I would have been inclined to scoff at the notion of emotional support animals were it not for the example of our cat Tater. Tater is not an emotional support animal herself: she’s good company, but we do okay without her. She’s always willing to climb on Dave’s lap and grab a knee when he’s feeling down, but since she also does it when he’s tip top, it feels like a bit of a stretch to claim she’s emotionally intuitive, rather than just a little chilly or wants her butt scratched. For a long time we all recognized the guide dogs for the blind as being your prototypical support animal–you can tell them by that furtive apologetic glance they give you that says “You look nice but I’m not allowed to play right now”–but there’ve been some interesting additions: dogs that clue into blood sugar levels, that detect seizures before they happen, and other amazing things.
Tater is not in that league. But she has a support hamster. Her support hamster is very important to her. It is not a real hamster; it’s a stuffed plush hamster. Also, it’s not a hamster either, but “support gerbil” sounds ridiculous. Although she’ll run after almost any toy you throw for her, she will ignore you completely if you toss her support hamster. It’s vital that you not know how special it is. And when she’s under stress, which would be every time Dave leaves the house, she starts yowling and picks up her hamster and moves it somewhere else in the house to keep it safe. We guess that’s why, anyway. The hamster has been relocated at least once a day for years and there isn’t a tooth mark in it.
Around Portland, people have been claiming support dogs for years now, but they don’t even have to buy the little vest anymore. Merchants have given up. Dogs get to go anywhere they want to. They can even go on the merchandise and the storekeepers write their Lysol and mops off their taxes. A support dog doesn’t have to be a basic Lab or a German Shepherd. He can even live in your purse and guard your Kleenex stash.
We have a neighbor who feels very strongly that her dog, who is outside barking anytime between 4am and midnight, is a support animal. She has pointedly refused offers to help with training or purchase a bark collar and says the barking makes her feel safe. Although the only people likely to be a threat are her sleep-deprived neighbors.
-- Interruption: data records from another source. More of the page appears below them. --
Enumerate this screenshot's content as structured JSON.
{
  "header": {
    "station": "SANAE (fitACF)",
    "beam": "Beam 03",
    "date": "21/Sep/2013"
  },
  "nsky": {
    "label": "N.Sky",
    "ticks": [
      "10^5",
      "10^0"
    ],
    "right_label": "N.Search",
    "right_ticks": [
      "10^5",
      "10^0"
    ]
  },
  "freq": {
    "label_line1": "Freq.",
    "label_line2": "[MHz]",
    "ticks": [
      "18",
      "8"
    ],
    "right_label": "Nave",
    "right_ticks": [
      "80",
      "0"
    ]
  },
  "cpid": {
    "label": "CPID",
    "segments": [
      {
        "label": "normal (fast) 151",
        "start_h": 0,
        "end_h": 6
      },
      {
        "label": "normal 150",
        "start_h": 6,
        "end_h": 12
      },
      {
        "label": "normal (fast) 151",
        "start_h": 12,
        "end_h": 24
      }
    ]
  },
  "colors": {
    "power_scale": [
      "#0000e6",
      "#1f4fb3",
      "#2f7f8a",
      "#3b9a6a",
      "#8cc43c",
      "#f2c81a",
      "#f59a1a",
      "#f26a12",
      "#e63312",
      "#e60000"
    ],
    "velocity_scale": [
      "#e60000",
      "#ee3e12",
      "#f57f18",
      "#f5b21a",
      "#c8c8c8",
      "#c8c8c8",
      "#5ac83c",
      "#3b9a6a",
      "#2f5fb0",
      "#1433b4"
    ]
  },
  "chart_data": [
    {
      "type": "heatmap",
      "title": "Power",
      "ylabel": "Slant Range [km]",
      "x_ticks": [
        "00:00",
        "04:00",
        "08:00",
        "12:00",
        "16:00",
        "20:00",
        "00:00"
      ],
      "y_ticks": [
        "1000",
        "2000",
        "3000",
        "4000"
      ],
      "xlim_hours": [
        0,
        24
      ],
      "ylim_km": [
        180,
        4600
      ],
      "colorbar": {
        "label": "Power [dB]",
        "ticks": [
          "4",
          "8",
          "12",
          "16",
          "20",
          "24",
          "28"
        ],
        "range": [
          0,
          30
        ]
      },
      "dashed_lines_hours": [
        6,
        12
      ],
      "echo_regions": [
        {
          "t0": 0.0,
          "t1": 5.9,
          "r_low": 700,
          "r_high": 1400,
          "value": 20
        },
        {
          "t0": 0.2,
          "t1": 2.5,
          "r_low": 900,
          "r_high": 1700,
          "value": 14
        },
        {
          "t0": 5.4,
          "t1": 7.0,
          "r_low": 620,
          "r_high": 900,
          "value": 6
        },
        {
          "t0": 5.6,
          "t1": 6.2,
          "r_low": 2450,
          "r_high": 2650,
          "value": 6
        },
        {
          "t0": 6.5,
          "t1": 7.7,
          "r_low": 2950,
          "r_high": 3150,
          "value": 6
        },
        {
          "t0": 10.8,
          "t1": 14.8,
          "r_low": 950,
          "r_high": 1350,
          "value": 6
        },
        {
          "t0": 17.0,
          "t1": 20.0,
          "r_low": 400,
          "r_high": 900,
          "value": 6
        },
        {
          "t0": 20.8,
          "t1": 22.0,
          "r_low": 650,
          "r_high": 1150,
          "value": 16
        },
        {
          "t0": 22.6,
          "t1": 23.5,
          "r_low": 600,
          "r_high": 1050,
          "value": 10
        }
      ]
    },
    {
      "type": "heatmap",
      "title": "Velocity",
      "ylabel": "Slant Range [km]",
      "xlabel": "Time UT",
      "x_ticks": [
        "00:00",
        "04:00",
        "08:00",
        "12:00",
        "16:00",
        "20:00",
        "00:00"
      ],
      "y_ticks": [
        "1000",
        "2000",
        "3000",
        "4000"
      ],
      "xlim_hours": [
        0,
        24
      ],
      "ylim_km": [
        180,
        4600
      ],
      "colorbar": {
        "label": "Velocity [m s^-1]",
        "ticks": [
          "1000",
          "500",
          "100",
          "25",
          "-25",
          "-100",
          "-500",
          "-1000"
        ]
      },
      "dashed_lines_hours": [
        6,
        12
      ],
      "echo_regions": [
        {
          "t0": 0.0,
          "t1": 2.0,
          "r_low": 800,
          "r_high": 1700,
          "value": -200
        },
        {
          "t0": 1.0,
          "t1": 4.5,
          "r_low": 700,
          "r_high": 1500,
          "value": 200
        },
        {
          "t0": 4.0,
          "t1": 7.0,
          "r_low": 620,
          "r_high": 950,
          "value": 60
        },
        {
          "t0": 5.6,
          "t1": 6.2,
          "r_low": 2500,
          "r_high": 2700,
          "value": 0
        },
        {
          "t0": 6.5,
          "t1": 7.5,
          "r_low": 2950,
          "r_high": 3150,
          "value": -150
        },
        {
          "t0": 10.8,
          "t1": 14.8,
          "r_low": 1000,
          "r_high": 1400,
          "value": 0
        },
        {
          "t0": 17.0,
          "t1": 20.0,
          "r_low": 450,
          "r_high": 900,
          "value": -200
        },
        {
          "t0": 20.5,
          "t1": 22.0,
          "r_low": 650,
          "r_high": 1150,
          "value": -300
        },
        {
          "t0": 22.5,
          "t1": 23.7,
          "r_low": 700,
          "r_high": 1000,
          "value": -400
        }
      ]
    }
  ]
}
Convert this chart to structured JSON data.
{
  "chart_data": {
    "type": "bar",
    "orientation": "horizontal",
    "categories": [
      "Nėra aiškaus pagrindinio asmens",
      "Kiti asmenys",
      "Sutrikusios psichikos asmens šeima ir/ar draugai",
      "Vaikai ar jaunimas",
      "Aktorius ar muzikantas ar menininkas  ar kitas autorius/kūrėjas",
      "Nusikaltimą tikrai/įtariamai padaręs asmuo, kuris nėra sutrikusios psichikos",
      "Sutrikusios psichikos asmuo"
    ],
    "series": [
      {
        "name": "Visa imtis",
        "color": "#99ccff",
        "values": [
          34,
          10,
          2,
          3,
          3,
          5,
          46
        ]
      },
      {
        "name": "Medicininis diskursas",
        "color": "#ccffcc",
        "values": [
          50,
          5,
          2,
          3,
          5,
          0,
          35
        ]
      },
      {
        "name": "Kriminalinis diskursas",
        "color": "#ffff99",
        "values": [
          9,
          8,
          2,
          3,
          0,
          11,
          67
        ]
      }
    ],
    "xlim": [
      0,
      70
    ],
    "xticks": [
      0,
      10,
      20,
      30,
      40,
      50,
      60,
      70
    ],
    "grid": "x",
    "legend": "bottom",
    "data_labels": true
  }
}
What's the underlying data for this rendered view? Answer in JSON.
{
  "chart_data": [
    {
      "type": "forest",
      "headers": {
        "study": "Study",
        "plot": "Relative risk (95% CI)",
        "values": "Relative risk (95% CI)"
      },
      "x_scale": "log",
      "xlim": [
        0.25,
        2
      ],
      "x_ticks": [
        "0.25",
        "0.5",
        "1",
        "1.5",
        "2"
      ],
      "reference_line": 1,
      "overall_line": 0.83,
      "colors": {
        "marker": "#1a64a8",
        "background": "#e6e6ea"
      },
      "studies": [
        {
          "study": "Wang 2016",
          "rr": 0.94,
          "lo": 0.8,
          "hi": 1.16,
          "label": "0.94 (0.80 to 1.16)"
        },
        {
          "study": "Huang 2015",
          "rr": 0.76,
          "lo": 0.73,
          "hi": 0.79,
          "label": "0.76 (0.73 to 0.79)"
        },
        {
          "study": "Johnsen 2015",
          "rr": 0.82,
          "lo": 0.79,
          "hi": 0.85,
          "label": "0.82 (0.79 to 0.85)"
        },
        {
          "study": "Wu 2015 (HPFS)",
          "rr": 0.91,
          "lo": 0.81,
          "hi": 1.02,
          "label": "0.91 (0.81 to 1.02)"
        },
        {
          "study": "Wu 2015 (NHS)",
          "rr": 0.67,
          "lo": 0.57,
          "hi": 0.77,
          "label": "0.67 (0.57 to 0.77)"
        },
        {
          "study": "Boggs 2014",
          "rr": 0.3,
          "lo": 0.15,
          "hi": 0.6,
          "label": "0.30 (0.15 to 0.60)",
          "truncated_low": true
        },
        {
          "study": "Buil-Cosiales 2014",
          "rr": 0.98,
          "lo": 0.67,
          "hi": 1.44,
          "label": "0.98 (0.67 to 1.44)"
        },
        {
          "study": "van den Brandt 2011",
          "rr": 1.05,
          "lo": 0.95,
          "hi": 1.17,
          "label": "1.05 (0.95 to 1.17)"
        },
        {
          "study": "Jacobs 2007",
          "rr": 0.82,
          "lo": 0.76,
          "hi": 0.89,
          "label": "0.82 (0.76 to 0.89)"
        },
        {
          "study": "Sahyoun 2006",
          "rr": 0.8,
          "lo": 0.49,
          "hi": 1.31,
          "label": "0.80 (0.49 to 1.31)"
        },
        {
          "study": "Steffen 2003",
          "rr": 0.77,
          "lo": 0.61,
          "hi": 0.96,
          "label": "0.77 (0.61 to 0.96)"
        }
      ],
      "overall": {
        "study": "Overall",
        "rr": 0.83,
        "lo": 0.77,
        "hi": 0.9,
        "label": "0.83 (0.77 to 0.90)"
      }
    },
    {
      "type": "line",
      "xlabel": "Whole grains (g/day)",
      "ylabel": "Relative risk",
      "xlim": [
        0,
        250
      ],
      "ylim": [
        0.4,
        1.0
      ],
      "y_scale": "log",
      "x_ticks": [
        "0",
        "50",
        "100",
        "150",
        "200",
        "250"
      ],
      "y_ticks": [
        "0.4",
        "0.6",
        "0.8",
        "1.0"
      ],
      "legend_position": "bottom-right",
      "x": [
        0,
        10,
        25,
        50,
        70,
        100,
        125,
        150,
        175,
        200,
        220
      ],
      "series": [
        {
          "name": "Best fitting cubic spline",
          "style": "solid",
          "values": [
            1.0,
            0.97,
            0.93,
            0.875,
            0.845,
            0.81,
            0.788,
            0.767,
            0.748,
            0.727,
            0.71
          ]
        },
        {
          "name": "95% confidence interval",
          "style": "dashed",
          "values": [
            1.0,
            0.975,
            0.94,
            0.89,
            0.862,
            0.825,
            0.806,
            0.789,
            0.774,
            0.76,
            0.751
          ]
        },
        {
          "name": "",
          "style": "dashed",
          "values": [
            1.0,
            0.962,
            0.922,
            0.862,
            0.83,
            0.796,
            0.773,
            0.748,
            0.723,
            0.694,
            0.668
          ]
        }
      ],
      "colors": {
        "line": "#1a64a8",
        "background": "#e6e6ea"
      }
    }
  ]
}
There’s a dot or two she ain’t connecting.
But there are support dogs and support rabbits and now, famously, a support peacock named Dexter who was turned back at the gate by employees of United Airlines, with good reason. You’d have to give a support peacock the middle seat and Aisle and Window would have to vacate every time he got a little peacock boner. (That’s just an expression. Peacocks don’t have boners but they do get wide when they’re inspired.) It’s nice to see an airline take a stand on this issue. I used to take our dog Boomer on flights back in the ’80s but she snoozed in a crate in cargo. Nowadays she could fly right alongside me as a support animal, but I don’t know. Seems like if we had myriad support dogs and support cats and support parakeets sharing the same airplane, and I guess we do, they’d kind of be obligated to bring back the smoking section, wouldn’t they?
Anyway, I’m not likely to take advantage of the airlines that way. The critters that really bother me on airplanes are those damned viruses. I’m packing my support bacteria just in case.